Reverend Robert Cooke studied theology at Memorial University’s Queen’s College in St. John’s. It was here that he came face-to-face with homosexuality in the Church.

“I encountered numerous people who were struggling with their sexuality and trying to reconcile that with their faith—questions like, ‘can I be gay?’ and, ‘can I be gay and a Christian at the same time?’”

After spending some time with the chaplaincy at Memorial, Cooke is now an associate priest with St. Mark’s Anglican Church in St. John’s; however, Cooke was raised in what he describes as a conservative Pentecostal household.

“One of the things that really drew me to the Anglican Church was the […] openness and inclusiveness of the Anglican Church,” he said.

Today, Cooke says there are openly gay members in his congregation at St. Mark’s. He believes that, when it comes to faith, it’s not about whether a person is gay or straight, it’s about the individual themselves.

“We have had various, almost townhall-type meetings, to explore the idea of [homosexuality] in our Church,” said Cooke.

“At St. Mark’s, we really pride ourselves as being inclusive. Our tagline is, ‘We are the Friendly Church.’ If they happen to be gay, that’s OK. If they’re straight, that’s OK too. We are just interested in accepting people as they are.”

At 35 years old, Cooke says his involvement with the ideas of faith today, combined with his age, makes for an interesting juncture in what the future of the Church means for up-and-coming generations—views on homosexuality included.

Cooke says, as far as his Anglican practice is concerned, by no means is homosexuality, either inside or outside the Church, considered a sin. He says the conversation now is about whether people in his position are able to, or should, bless same-sex marriages.

“Here in [Newfoundland and Labrador], while we are not performing same-sex blessings, we are engaging in the discussion,” he said. “And I think it is a really serious, heart-felt discussion at that.”

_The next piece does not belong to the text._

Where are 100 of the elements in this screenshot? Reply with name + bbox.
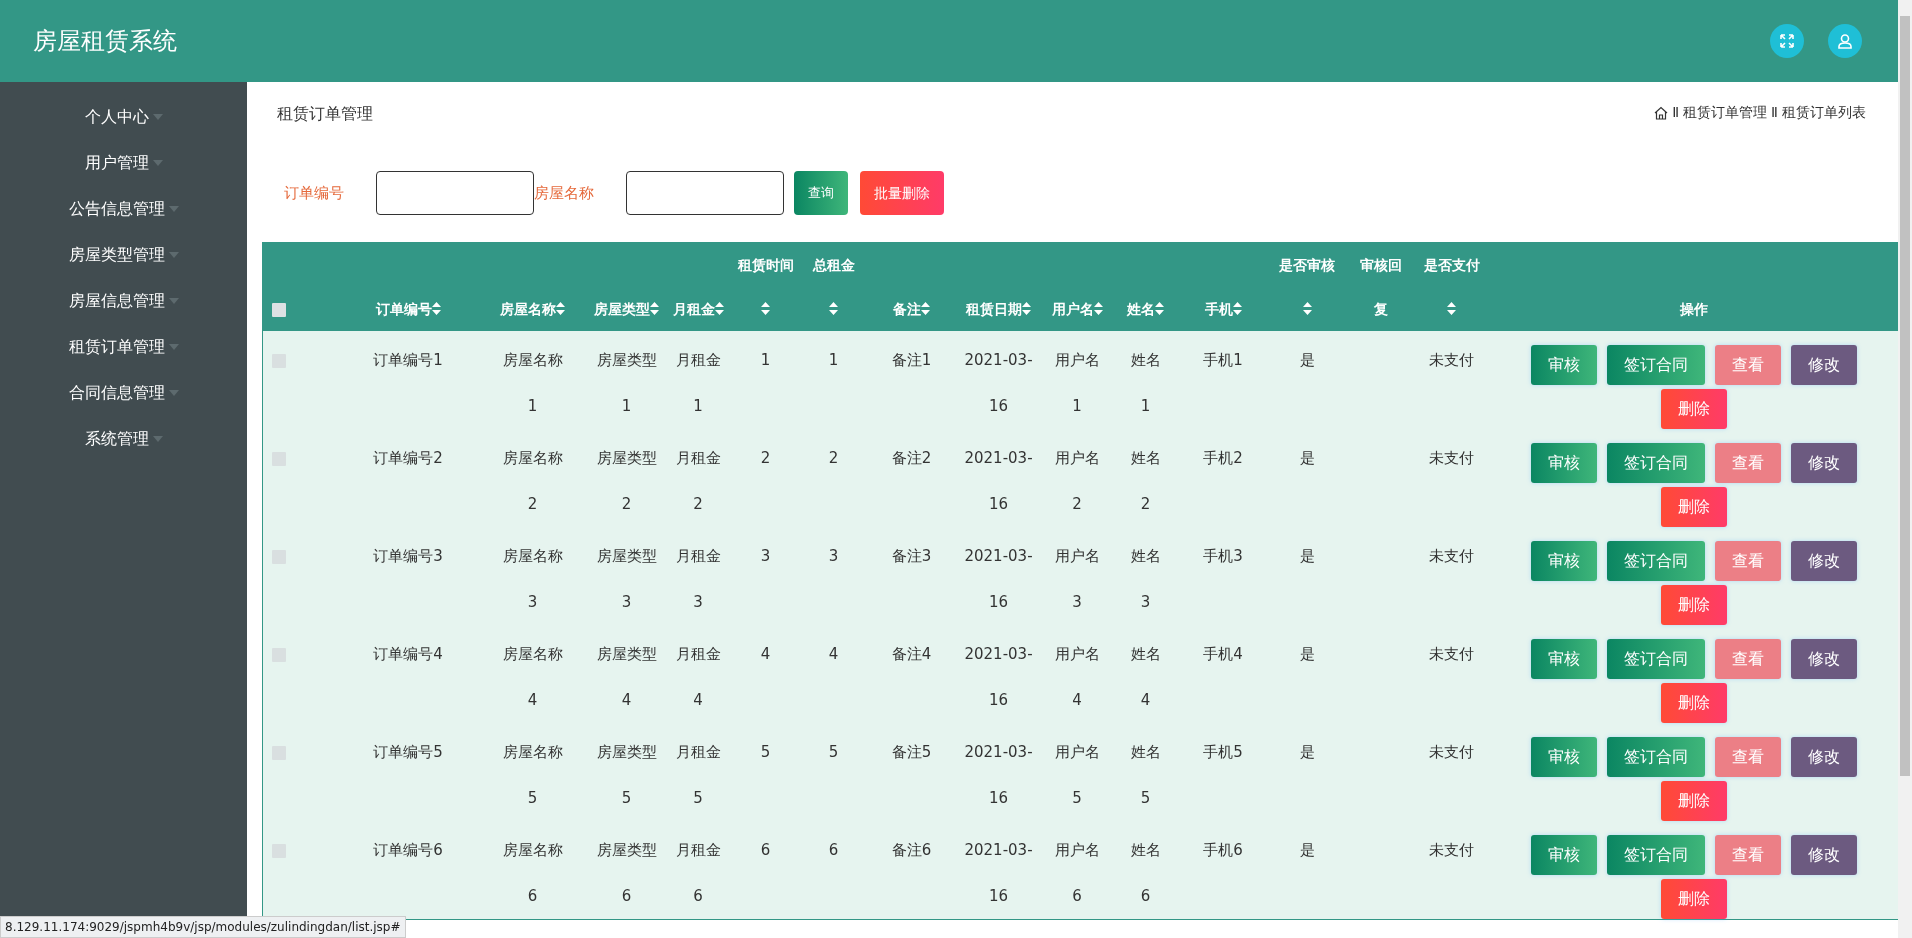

“It’s not about whether homosexuality is OK or not; the big thing that we, the Anglican Church, are talking about [is] gay marriage itself.”

“Is this something that God is calling us to do, to seriously consider this?” asked Cooke with a genuine tone of interest.

Still, Cooke says such forward-thinking conversation in this country is not going as well in other parts of the Anglican world.

“[These discussions] have triggered a backlash from […] the world-wide Anglican Church. We have churches or bishops in places like Africa, Asia, and South America that are probably a little more conservative, culturally. They have taken offense that these sorts of conversations are happening,” he said.

Cooke believes that, outside of the metropolitan areas of the province, views about homosexuality in general remain fairly conservative. He remembers when a close family member came out; while it was difficult for his rural Newfoundland family to grasp, it was perhaps paramount in the evolution of his ability to accept and understand homosexuality today.

“A very close cousin of mine came out to me […] his family,” said Cooke. “It changed my perspective on the whole thing, because I knew this cousin very well. We were very close, and I knew this wasn’t just some fad or phase that he was going through. I knew that [being openly gay] was essential to who this person is.”

Cooke says, while the Anglican Church and Christian denominations in general may be struggling with many issues—such as homosexuality along with sharply declining numbers—he says it’s also a time of change.

“I find this […] an exciting time for the Church, because we are kind of being freed of all the baggage of the past. It allows us to […] start over fresh. The people who are coming to church now—while there might be smaller numbers—those who are coming are more committed,” he said.

“People are free to explore different expressions of spirituality. I think there is a responsibility on the Church to adapt to the changing landscape,” said Cooke.

“Payphones at one time were everywhere, and everybody used payphones when you were out around—on the go,” he said, giving an apt analogy. “Now people still want to make phone calls. People are still using phones, but they are not using payphones anymore. They are using cell phones, or whatever, to communicate—and that is kind of like the Church.”

“People are still spiritual. They still have questions, and they still are looking for answers,” he said.

When asked if it were better to have openly gay members in his congregation, or members who are perhaps not OK with the idea of homosexuality, Cooke says it’s about having both extremes coming together to find a common place.

“Homosexuality is not just an issue. We are talking about people here,” he said, “and I think that if the Church can grasp that idea—whether or not you agree with homosexuality or disagree with it—if you realize that we are talking about people, then it becomes more than just a way forward for the Church and those involved.”